Art. 3º As unidades administrativas que constituem a estrutura básica e complementar da Agência Goiana de Desenvolvimento Regional são as seguintes:

I - Conselho de Gestão;

II - Diretoria Executiva;

III - Presidência:

a) Gerência da Assessoria da Presidência;

b) Gerência da Assessoria Jurídica;

c) Gerência da Assessoria de Planejamento;

d) Gerência da Assessoria de Qualidade;

IV - Chefia de Gabinete;

V - Diretoria Administrativa e Financeira:

a)   Gerência Orçamentária e Financeira;

b)   Gerência de Recursos Humanos;

c)   Gerência Administrativa;

d)   Gerência da Comissão Permanente de Licitação;

VI - Diretoria do Desenvolvimento do Entorno de Brasília:

a)   Gerência de Planejamento e Projetos;    

b)   Gerência de Supervisão e Avaliação;

VII - Diretoria do Desenvolvimento do Nordeste e Norte:

a)   Gerência de Planejamento e Projetos;

b)   Gerência de Supervisão e Avaliação;

VIII - Diretoria de Urbanismo e Programas Especiais:

a) Gerência de Planejamento e Projetos;

b) Gerência de Supervisão e Avaliação.

TÍTULO III
DO CAMPO FUNCIONAL DAS UNIDADES DA ESTRUTURA
ORGANIZACIONAL BÁSICA

CAPÍTULO I
DO CONSELHO DE GESTÃO

Seção I
Finalidade

Art. 4o O Conselho de Gestão, integrante da Agência Goiana de Desenvolvimento Regional, por força do art. 8o da Lei no 13.550, de 11 de novembro de 1999, e definido pelo Decreto no 5.142, de 11 de novembro de 1999, tem por finalidade:

I - fixar a orientação geral dos seus trabalhos e negócios, em consonância com os planos de ação do Governo do Estado;

II - aprovar as propostas de planos, programas, projetos e orçamentos a serem encaminhados ao Governo do Estado;

III - supervisionar a execução de planos, programas e projetos;

IV - manifestar-se sobre os relatórios e as contas da Diretoria Executiva;

V - aprovar o regimento interno e outras normas de funcionamento do Conselho de Gestão;

VI - aprovar propostas de contratação de empréstimos e outras operações que resultem em endividamento;

VII - aprovar propostas de aquisição ou alienação de bens imóveis;

VIII - fiscalizar os atos de gestão da Diretoria Executiva e de seus membros podendo solicitar, a qualquer tempo, informações e subsídios que julgar necessários;

IX - apresentar ao Governador do Estado, no mês de fevereiro de cada ano, relatório anual sobre os trabalhos e negócios da Agência, realizados no exercício anterior.

Seção II
Da Organização do Colegiado

Subseção I
Da Composição

Art. 5o O Conselho de Gestão será integrado por 5 (cinco) membros, sendo:

I - o Secretário do Planejamento  e Desenvolvimento, o seu Presidente;

II - o Presidente da Agência Goiana de Desenvolvimento Regional, o seu Vice-Presidente;

III - 01 (um) representante do Governo do Estado;

IV - 02 (dois) representantes de entidades da sociedade civil, cujos objetivos estejam diretamente relacionados com os da  Agência.

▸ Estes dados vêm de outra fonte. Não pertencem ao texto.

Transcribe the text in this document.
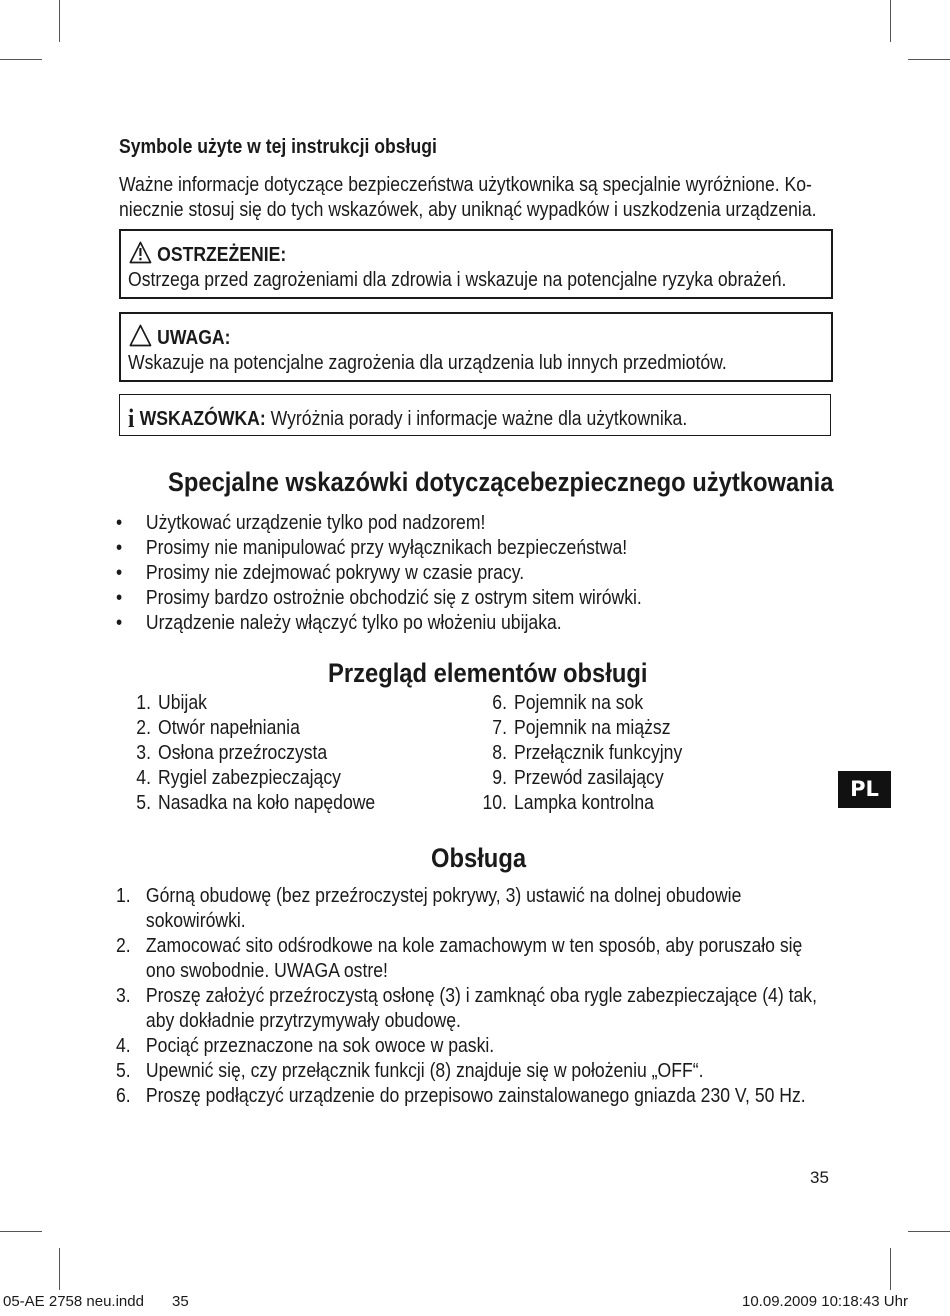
Symbole użyte w tej instrukcji obsługi
Ważne informacje dotyczące bezpieczeństwa użytkownika są specjalnie wyróżnione. Ko-
niecznie stosuj się do tych wskazówek, aby uniknąć wypadków i uszkodzenia urządzenia.
OSTRZEŻENIE:
Ostrzega przed zagrożeniami dla zdrowia i wskazuje na potencjalne ryzyka obrażeń.
UWAGA:
Wskazuje na potencjalne zagrożenia dla urządzenia lub innych przedmiotów.
i WSKAZÓWKA: Wyróżnia porady i informacje ważne dla użytkownika.
Specjalne wskazówki dotyczącebezpiecznego użytkowania
• Użytkować urządzenie tylko pod nadzorem!
• Prosimy nie manipulować przy wyłącznikach bezpieczeństwa!
• Prosimy nie zdejmować pokrywy w czasie pracy.
• Prosimy bardzo ostrożnie obchodzić się z ostrym sitem wirówki.
• Urządzenie należy włączyć tylko po włożeniu ubijaka.
Przegląd elementów obsługi
1. Ubijak
2. Otwór napełniania
3. Osłona przeźroczysta
4. Rygiel zabezpieczający
5. Nasadka na koło napędowe
6. Pojemnik na sok
7. Pojemnik na miąższ
8. Przełącznik funkcyjny
9. Przewód zasilający
10. Lampka kontrolna
PL
Obsługa
1. Górną obudowę (bez przeźroczystej pokrywy, 3) ustawić na dolnej obudowie
sokowirówki.
2. Zamocować sito odśrodkowe na kole zamachowym w ten sposób, aby poruszało się
ono swobodnie. UWAGA ostre!
3. Proszę założyć przeźroczystą osłonę (3) i zamknąć oba rygle zabezpieczające (4) tak,
aby dokładnie przytrzymywały obudowę.
4. Pociąć przeznaczone na sok owoce w paski.
5. Upewnić się, czy przełącznik funkcji (8) znajduje się w położeniu „OFF“.
6. Proszę podłączyć urządzenie do przepisowo zainstalowanego gniazda 230 V, 50 Hz.
35
05-AE 2758 neu.indd 35	10.09.2009 10:18:43 Uhr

Art. 6o Os representantes mencionados nos incisos III e IV do art. 5o deste Regulamento e respectivos suplentes serão indicados pelo Presidente da AGDR ao titular da Secretaria jurisdicionante e designados pelo Chefe do Poder Executivo.

Parágrafo único. Os suplentes do Presidente e do Vice-Presidente do Conselho de Gestão serão por eles indicados.

Subseção II
Do Funcionamento

Art.  7o  O  Conselho  de  Gestão  funcionará  na  sede  da  AGDR  e reunir-se-á, ordinariamente, uma vez por mês e, extraordinariamente, sempre que necessário.

§ 1o Para a realização das reuniões, será exigido o quorum mínimo de metade mais um de seus membros.

§ 2o Os Conselheiros suplentes, quando não substituindo os titulares, somente poderão participar das reuniões com direito a voz.

Art. 8o As deliberações do Conselho, observado o quorum mínimo, serão tomadas pela maioria dos membros presentes.

§ 1o As deliberações serão expressas através de resoluções, assinadas pelo seu Presidente.

§ 2o O Presidente terá direito a voto nominal e também ao de desempate.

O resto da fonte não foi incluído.